Dia menambahkan: “Ransomware adalah model yang sangat menguntungkan dengan sedikit atau tanpa risiko bagi pelaku ancaman, karena mereka sering beroperasi di negara-negara yang tidak memiliki perjanjian ekstradisi… Hal ini memungkinkan mereka beroperasi dengan hampir impunitas.”

Pengembang malware semakin memilih untuk berbagi alat mereka dengan “afiliasi”, seperti mereka yang berspesialisasi dalam mendapatkan akses tidak sah ke jaringan, dengan imbalan biaya atau potongan uang tebusan.

Dua jenis ransomware yang menonjol dan umum digunakan, yang disebut LockBit 2.0 dan Conti, beroperasi dengan model “ransomware-as-a-service”.

Mr Chim mengatakan faktor-faktor seperti kurangnya kebersihan dunia maya serta kurangnya visibilitas dan deteksi penjahat dunia maya membebani operasi keamanan banyak perusahaan, termasuk namun tidak terbatas pada yang ada di Singapura.

Menurut penelitian tersebut, responden di Singapura memiliki tingkat kepercayaan paling rendah terhadap kemampuan organisasi mereka dalam mengelola serangan ransomware. Sekitar 64 persen mengatakan mereka percaya pada orang-orang di organisasi mereka, sementara 61 persen percaya pada kebijakan mereka.

Responden dari Inggris mempunyai tingkat kepercayaan tertinggi terhadap orang-orang dan kebijakan organisasi mereka, masing-masing sebesar 94 persen dan 77 persen.

“Kebersihan dunia maya dasar masih kurang di kalangan karyawan, hal ini terlihat ketika mereka membuka email phishing atau memilih kata sandi yang tidak aman,” kata Mr Chim.
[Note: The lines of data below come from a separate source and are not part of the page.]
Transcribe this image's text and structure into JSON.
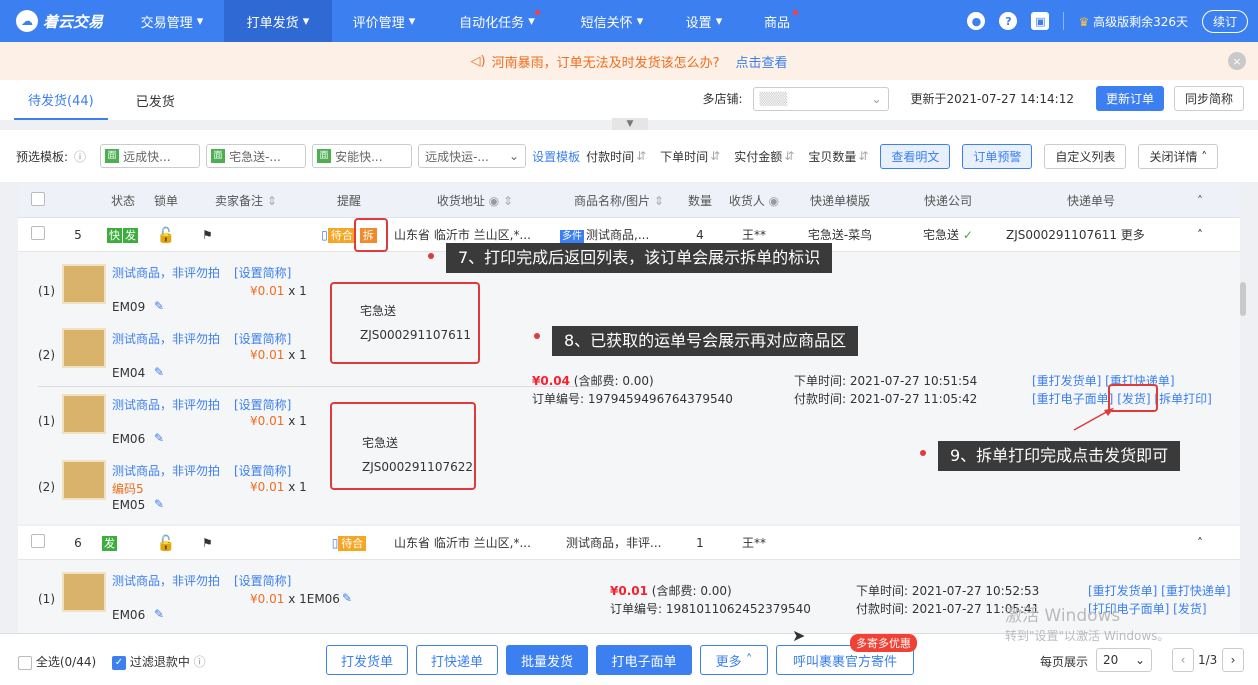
{
  "app": {
    "logo": "着云交易"
  },
  "nav": {
    "items": [
      "交易管理",
      "打单发货",
      "评价管理",
      "自动化任务",
      "短信关怀",
      "设置",
      "商品"
    ],
    "edition": "高级版剩余326天",
    "renew": "续订"
  },
  "banner": {
    "text": "河南暴雨，订单无法及时发货该怎么办?",
    "link": "点击查看"
  },
  "tabs": {
    "pending": "待发货(44)",
    "shipped": "已发货"
  },
  "subbar": {
    "shop_label": "多店铺:",
    "updated": "更新于2021-07-27 14:14:12",
    "update_btn": "更新订单",
    "sync_btn": "同步简称"
  },
  "toolbar": {
    "preset": "预选模板:",
    "templates": [
      "远成快...",
      "宅急送-...",
      "安能快..."
    ],
    "template_select": "远成快运-...",
    "set_template": "设置模板",
    "sorts": [
      "付款时间",
      "下单时间",
      "实付金额",
      "宝贝数量"
    ],
    "view_plain": "查看明文",
    "warn": "订单预警",
    "custom_cols": "自定义列表",
    "close_detail": "关闭详情"
  },
  "columns": [
    "状态",
    "锁单",
    "卖家备注",
    "提醒",
    "收货地址",
    "商品名称/图片",
    "数量",
    "收货人",
    "快递单模版",
    "快递公司",
    "快递单号"
  ],
  "orders": [
    {
      "no": "5",
      "status": [
        "快",
        "发"
      ],
      "remind": "待合",
      "split": "拆",
      "address": "山东省 临沂市 兰山区,*...",
      "multi": "多件",
      "goods": "测试商品,...",
      "qty": "4",
      "receiver": "王**",
      "template": "宅急送-菜鸟",
      "company": "宅急送",
      "tracking": "ZJS000291107611 更多"
    },
    {
      "no": "6",
      "status": [
        "发"
      ],
      "remind": "待合",
      "address": "山东省 临沂市 兰山区,*...",
      "goods": "测试商品，非评...",
      "qty": "1",
      "receiver": "王**"
    }
  ],
  "items": [
    {
      "idx": "(1)",
      "name": "测试商品，非评勿拍",
      "set": "[设置简称]",
      "price": "¥0.01",
      "qty": "x 1",
      "code": "EM09"
    },
    {
      "idx": "(2)",
      "name": "测试商品，非评勿拍",
      "set": "[设置简称]",
      "price": "¥0.01",
      "qty": "x 1",
      "code": "EM04"
    },
    {
      "idx": "(1)",
      "name": "测试商品，非评勿拍",
      "set": "[设置简称]",
      "price": "¥0.01",
      "qty": "x 1",
      "code": "EM06"
    },
    {
      "idx": "(2)",
      "name": "测试商品，非评勿拍",
      "set": "[设置简称]",
      "extra": "编码5",
      "price": "¥0.01",
      "qty": "x 1",
      "code": "EM05"
    },
    {
      "idx": "(1)",
      "name": "测试商品，非评勿拍",
      "set": "[设置简称]",
      "price": "¥0.01",
      "qty": "x 1EM06",
      "code": "EM06"
    }
  ],
  "waybills": [
    {
      "carrier": "宅急送",
      "number": "ZJS000291107611"
    },
    {
      "carrier": "宅急送",
      "number": "ZJS000291107622"
    }
  ],
  "order5": {
    "total": "¥0.04",
    "postage": "(含邮费: 0.00)",
    "order_no": "订单编号: 1979459496764379540",
    "order_time": "下单时间: 2021-07-27 10:51:54",
    "pay_time": "付款时间: 2021-07-27 11:05:42",
    "actions1": "[重打发货单] [重打快递单]",
    "reprint": "[重打电子面单]",
    "ship": "[发货]",
    "split_print": "[拆单打印]"
  },
  "order6": {
    "total": "¥0.01",
    "postage": "(含邮费: 0.00)",
    "order_no": "订单编号: 1981011062452379540",
    "order_time": "下单时间: 2021-07-27 10:52:53",
    "pay_time": "付款时间: 2021-07-27 11:05:41",
    "actions1": "[重打发货单] [重打快递单]",
    "actions2": "[打印电子面单] [发货]"
  },
  "callouts": {
    "c7": "7、打印完成后返回列表，该订单会展示拆单的标识",
    "c8": "8、已获取的运单号会展示再对应商品区",
    "c9": "9、拆单打印完成点击发货即可"
  },
  "footer": {
    "select_all": "全选(0/44)",
    "filter": "过滤退款中",
    "buttons": [
      "打发货单",
      "打快递单",
      "批量发货",
      "打电子面单",
      "更多",
      "呼叫裹裹官方寄件"
    ],
    "promo": "多寄多优惠",
    "page_label": "每页展示",
    "page_size": "20",
    "page": "1/3"
  },
  "watermark": {
    "line1": "激活 Windows",
    "line2": "转到\"设置\"以激活 Windows。"
  }
}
“Mencegah hal ini mungkin tidak memerlukan lebih banyak anggaran, teknologi, atau tenaga kerja. Sebaliknya, hal ini memerlukan pemahaman yang lebih baik tentang bagaimana ransomware terjadi dan penerapan langkah-langkah yang secara drastis mengurangi kemampuan penjahat dunia maya untuk mengambil data berharga.”

Setelah serangan terjadi, organisasi-organisasi di Singapura meningkatkan anggaran keamanan mereka rata-rata sebesar 12 persen, yang berada di bawah rata-rata global sebesar 19 persen.

Mereka juga termasuk kelompok yang paling kecil kemungkinannya untuk mengalokasikan anggaran keamanan tambahan untuk merekrut talenta guna meningkatkan pertahanan mereka, dengan hanya 41 persen responden di sini yang menyatakan bahwa perusahaan mereka akan melakukan hal tersebut, dibandingkan dengan rata-rata global sebesar 51 persen.

Sepertiga responden mengatakan organisasi mereka telah menyiapkan dompet mata uang kripto untuk mengantisipasi pembayaran serangan ransomware di masa depan, karena para penjahat sering kali menuntut pembayaran dalam Bitcoin.

Survei yang dilakukan pada bulan April ini mensurvei hampir 1.500 profesional keamanan siber dari organisasi dengan setidaknya 700 karyawan di Amerika Serikat, Inggris, Jerman, Prancis, Jepang, Italia, Afrika Selatan, Uni Emirat Arab, dan Singapura. Mereka yang berada di Singapura berjumlah sekitar 7 persen dari sampel, atau lebih dari 100 responden.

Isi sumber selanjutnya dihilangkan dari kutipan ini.